Hell is full of good meanings and wishings58.
George Herbert
– Да, пойдём же, пойдём скорее, я тебе что-то покажу! – Синица сперва уговаривала бабочку оторваться от перебродившей капли сосновой смолы, а после и вовсе – ухватила её за обшлаг пышного рукава и увлекла за собой вглубь леса.
– Вот, упрямая какая, – сердилась на бабочку синица. – Нет бы, – сразу отозваться и лететь со мной. Пока тащила, все бока изодрала о сосновые иглы. – Вон, как тут у нас хорошо: тенёчек, прохлада, ветерочек…
Бабочка, волоча по воздуху крылышко, едва сдерживалась, чтобы не закричать. Плечико, за которое синица волокла её, болело. «Не иначе, как вывих», – подумала бабочка, но решила терпеть, понимая, что коли примется вырываться, будет только хуже, а вскоре вовсе лишилась чувств.
Синица или не ведала про то, либо из надменности не желала взять в толк, что деннику59, дабы взлететь, неоткуда было взяться силам, кроме как попросить взаймы у солнышка, и тащить бабочку под сень леса, было всё равно, что губить её.
Ветер, как ни казался равнодушен, решил подсобить бабочке, и, чтобы привести её в чувство, слегка подул ей в лицо. Бабочка очнулась, а та, немногая часть пыльцы с зажатого в клюве синицы крыла, запорошила птице нос. Чихая, синица нечаянно выпустила бабочку.
Безвольно, осенним листом упала бабуля на самый берег пруда, что узким локтем мели, испачканным в песок, облокачивалась о край лесного оврага. Быть может, синице бы и удалось исправить оплошность, пользуясь беспомощным состоянием бабочки, но её спугнули громкие звуки, что раздавались со стороны пруда, где, никого не смущаясь, совершенно по-собачьи, хлебал воду уж.
Массивная голова змея умещала куда меньше влаги, чем требовала того жажда, выпестованная первой летней жарой. Его долгое тело, утомлённое слишком длинной для его лет зимой, требовало раскалённых камней или ванны из сухого горячего песка. То хорошо для юных – глубокий сон перед полной приключений летней жизнью. Его же душа страждала без погожих денёчков, а зимнее забытьё, как не казалось глубоко со стороны, было скорее оцепенением, в объятиях которого едва хватало сил дождаться новой, быть может последней возможности пробудиться.

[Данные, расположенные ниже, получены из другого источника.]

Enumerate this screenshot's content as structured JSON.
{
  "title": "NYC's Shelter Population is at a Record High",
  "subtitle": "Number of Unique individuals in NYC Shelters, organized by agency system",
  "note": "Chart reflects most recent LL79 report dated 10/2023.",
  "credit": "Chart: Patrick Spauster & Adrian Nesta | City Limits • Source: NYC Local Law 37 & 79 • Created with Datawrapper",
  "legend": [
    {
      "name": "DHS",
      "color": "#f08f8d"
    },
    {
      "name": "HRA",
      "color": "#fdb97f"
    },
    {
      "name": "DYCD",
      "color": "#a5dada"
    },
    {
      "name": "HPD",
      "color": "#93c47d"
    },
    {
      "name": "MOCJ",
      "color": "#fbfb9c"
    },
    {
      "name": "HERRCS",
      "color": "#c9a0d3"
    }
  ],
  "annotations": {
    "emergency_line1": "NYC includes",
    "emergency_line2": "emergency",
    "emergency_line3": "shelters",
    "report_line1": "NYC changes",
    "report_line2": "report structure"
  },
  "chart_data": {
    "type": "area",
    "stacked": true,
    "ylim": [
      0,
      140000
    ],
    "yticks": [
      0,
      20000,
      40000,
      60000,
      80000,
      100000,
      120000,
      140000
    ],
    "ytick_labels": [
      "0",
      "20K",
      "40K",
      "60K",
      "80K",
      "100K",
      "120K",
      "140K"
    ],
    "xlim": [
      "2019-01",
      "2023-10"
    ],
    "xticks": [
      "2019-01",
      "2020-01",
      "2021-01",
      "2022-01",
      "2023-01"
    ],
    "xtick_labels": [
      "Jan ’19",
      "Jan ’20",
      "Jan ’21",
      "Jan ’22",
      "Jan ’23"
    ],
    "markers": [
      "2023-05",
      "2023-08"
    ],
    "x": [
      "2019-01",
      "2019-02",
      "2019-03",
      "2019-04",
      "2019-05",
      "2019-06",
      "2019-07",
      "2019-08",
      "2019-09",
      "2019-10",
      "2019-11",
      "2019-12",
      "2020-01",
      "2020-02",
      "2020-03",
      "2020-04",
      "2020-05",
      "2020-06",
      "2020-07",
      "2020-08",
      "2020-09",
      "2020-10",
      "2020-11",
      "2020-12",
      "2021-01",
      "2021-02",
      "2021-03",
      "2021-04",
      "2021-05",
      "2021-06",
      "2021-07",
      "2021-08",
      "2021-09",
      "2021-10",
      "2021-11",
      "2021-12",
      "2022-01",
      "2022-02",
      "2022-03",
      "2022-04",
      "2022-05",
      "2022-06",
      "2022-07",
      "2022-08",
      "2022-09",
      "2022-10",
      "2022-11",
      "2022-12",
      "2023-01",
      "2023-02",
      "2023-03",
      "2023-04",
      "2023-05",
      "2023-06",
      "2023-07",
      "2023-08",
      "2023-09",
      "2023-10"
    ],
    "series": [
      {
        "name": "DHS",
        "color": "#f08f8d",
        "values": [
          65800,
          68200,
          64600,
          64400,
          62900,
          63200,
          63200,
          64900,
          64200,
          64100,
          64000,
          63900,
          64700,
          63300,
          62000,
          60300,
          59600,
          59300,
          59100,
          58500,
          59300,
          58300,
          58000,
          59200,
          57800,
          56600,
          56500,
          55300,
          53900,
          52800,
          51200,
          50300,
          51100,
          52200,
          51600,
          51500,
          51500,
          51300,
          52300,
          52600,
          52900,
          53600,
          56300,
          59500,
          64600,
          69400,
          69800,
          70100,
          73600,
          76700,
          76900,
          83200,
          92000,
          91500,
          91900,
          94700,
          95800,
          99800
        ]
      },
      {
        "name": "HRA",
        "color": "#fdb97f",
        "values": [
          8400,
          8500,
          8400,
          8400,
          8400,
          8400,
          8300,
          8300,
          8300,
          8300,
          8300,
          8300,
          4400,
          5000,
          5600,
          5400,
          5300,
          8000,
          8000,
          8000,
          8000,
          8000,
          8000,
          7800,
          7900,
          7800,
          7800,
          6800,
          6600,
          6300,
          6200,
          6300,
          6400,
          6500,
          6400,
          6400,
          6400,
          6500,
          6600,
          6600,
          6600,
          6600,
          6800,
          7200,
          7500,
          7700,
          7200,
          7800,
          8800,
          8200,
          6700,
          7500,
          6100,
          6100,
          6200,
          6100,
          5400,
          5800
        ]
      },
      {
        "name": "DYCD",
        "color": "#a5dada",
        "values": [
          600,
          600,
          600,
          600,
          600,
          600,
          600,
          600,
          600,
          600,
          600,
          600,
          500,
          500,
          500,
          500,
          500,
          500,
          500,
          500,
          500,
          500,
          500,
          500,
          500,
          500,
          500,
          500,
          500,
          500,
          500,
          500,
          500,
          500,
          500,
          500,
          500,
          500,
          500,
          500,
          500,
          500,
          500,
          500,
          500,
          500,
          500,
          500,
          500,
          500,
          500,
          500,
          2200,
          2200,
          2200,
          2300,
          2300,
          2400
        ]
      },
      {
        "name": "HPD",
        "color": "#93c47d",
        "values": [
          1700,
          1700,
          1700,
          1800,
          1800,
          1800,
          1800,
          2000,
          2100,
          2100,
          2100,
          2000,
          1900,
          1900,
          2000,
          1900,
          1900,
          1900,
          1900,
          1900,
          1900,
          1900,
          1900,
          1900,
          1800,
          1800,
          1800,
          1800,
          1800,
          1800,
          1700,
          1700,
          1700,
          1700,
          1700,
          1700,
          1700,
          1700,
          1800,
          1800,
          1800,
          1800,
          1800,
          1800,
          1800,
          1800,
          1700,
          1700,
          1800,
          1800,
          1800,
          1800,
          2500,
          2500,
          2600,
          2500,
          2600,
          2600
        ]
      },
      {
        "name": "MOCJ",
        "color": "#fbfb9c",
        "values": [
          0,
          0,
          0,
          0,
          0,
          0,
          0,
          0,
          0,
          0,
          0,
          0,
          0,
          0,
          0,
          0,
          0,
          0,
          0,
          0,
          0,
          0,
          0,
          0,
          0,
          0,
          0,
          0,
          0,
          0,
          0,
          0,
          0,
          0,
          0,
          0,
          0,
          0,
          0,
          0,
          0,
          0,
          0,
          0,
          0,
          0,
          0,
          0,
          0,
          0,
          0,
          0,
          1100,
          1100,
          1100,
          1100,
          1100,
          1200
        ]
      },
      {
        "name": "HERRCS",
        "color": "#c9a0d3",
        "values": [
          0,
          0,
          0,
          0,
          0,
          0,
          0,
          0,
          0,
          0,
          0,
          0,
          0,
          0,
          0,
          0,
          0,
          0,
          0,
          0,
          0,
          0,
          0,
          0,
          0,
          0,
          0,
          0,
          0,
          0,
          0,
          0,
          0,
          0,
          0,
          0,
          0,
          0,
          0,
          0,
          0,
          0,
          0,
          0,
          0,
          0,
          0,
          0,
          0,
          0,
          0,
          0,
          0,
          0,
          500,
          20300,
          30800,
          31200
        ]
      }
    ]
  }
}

Хорошенько напившись, уж с сожалением отнял голову от воды, погляделся в своё отражение, и, презрев устоявшуюся привычку не шуметь, отправился подремать на солнцепёке, нарочито громко шурша прибрежной травой. Его терзала досада о потрёпанной бабочке, как об очередной судьбе, исковерканной благими намерениями. Соразмерные с чужими представлениями о проке, – тем горше от них исход, чем боле расчёт на их безусловную сладость.
Рыдал в ночи полуслепой, выброшенный из тамбура вагона пёс. Завывал хуже волка, ибо у того песнь, а тут – страдание, да не по-человечьи, но по человеку, в коем разочаровался на всю оставшуюся жизнь. Верил в которого, как себе довериться б не посмел.
И что ему ныне?! Куда? Зачем?! С кем шагать рядом, задевая плечом ногу не от неловкости, но из-за желания прикоснуться ещё и ещё разочек. Да и к чему теперь идти, куда!? Лучше лечь в траву, зажмуриться так крепко, чтоб померк белый свет, и заснуть. Насовсем.
Груша с листьями, огрызенными гусеницами, как изъеденные порчей сердца… Я не узнаю их, тех, с ярлычка на газ-воде с сиропом из детства, как не могу отыскать знакомых черт в людях, что окружают меня, садятся тот же вагон метро, идут по той же улице. Кто сдунул с их лиц мечтательные улыбки, стёр враз позолоту душ, вырвал из сердец сострадание? Кто осмелился, у кого поднялась рука?! Как же так?!!
– Да сами они… Всё – сами.
– Наполовину обгоревшая спичка на тропинке подле леса. Пустяки? Страшно. Из-за малости такой – половины леса, как не бывало.
– Да быть не может!
– Не должно, но случается часто.
Паук, большой и грозный, не иначе, как бруталист60, отнял у малого крошку, не крошку хлеба, не маковое зёрнышко, но колыбельку, из которой выглянул бы вскоре кроха-паучок, один в один похожий лицом на папу, невинно съеденного матушкой, лица которого не увидать нигде, окромя зеркальца лужи.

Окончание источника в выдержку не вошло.